[
https://issues.apache.org/jira/browse/HDFS-13596?page=com.atlassian.jira.plugin.system.issuetabpanels:comment-tabpanel&focusedCommentId=16809427#comment-16809427
]
Wei-Chiu Chuang commented on HDFS-13596:
----------------------------------------
I am reviewing the patch.
{quote}This issue occurs because namenode writes new layout audit log during
upgrading ,but standby namenode can not parse new layout audit log. So We can
writes audit log according to the current layout version.
{quote}
I'm pretty sure you meant to say "edit log" instead of "audit log".
I think not being able to accept EC requests prior to the completion of
upgrade, is a reasonable trade-off. You can check layout version within
{{FSNamesystem#startFileInt}}, reject when CreateFlag.SHOULD_REPLICATE is false
or ecPolicyName is not empty. Other EC RPCs that should be checked include
setErasureCodingPolicy.
No tests. But you have done the manual test so that's ok.
Further notes: if we want to support rolling upgrades, we should define the
"to" and "from" version supported. I've not done any rolling upgrade test
myself. [~ferhui] what "to" and "from" versions do you have? I think if we can
support 2.8 it'll make the most of the community happy.
Release note or documentation, please.
Things that should be documented – minimum supported versions, caveats,
> NN restart fails after RollingUpgrade from 2.x to 3.x
> -----------------------------------------------------
>
> Key: HDFS-13596
> URL: https://issues.apache.org/jira/browse/HDFS-13596
> Project: Hadoop HDFS
> Issue Type: Bug
> Components: hdfs
> Reporter: Hanisha Koneru
> Assignee: Fei Hui
> Priority: Critical
> Attachments: HDFS-13596.001.patch, HDFS-13596.002.patch,
> HDFS-13596.003.patch
>
>
> After rollingUpgrade NN from 2.x and 3.x, if the NN is restarted, it fails
> while replaying edit logs.
> * After NN is started with rollingUpgrade, the layoutVersion written to
> editLogs (before finalizing the upgrade) is the pre-upgrade layout version
> (so as to support downgrade).
> * When writing transactions to log, NN writes as per the current layout
> version. In 3.x, erasureCoding bits are added to the editLog transactions.

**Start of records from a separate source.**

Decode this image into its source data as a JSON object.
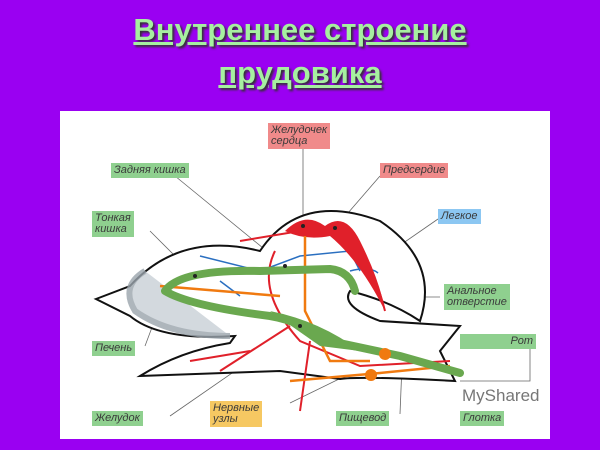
{
  "title": {
    "line1": "Внутреннее  строение",
    "line2": "прудовика"
  },
  "labels": {
    "ventricle": "Желудочек\nсердца",
    "hindgut": "Задняя кишка",
    "atrium": "Предсердие",
    "small_intestine": "Тонкая\nкишка",
    "lung": "Легкое",
    "anus": "Анальное\nотверстие",
    "liver": "Печень",
    "mouth": "Рот",
    "stomach": "Желудок",
    "ganglia": "Нервные\nузлы",
    "esophagus": "Пищевод",
    "pharynx": "Глотка"
  },
  "watermark": "MyShared",
  "colors": {
    "background": "#9a00f2",
    "title": "#a6f0a0",
    "digestive": "#6aa84f",
    "blood": "#e0202a",
    "nerves": "#f07a10",
    "lung": "#2a6fc0"
  }
}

> * So any edit log written after the upgrade and before finalizing the
> upgrade will have the old layout version but the new format of transactions.
> * When NN is restarted and the edit logs are replayed, the NN reads the old
> layout version from the editLog file. When parsing the transactions, it
> assumes that the transactions are also from the previous layout and hence
> skips parsing the erasureCoding bits.
> * This cascades into reading the wrong set of bits for other fields and
> leads to NN shutting down.
> Sample error output:
> {code:java}
> java.lang.IllegalArgumentException: Invalid clientId - length is 0 expected
> length 16
> at com.google.common.base.Preconditions.checkArgument(Preconditions.java:88)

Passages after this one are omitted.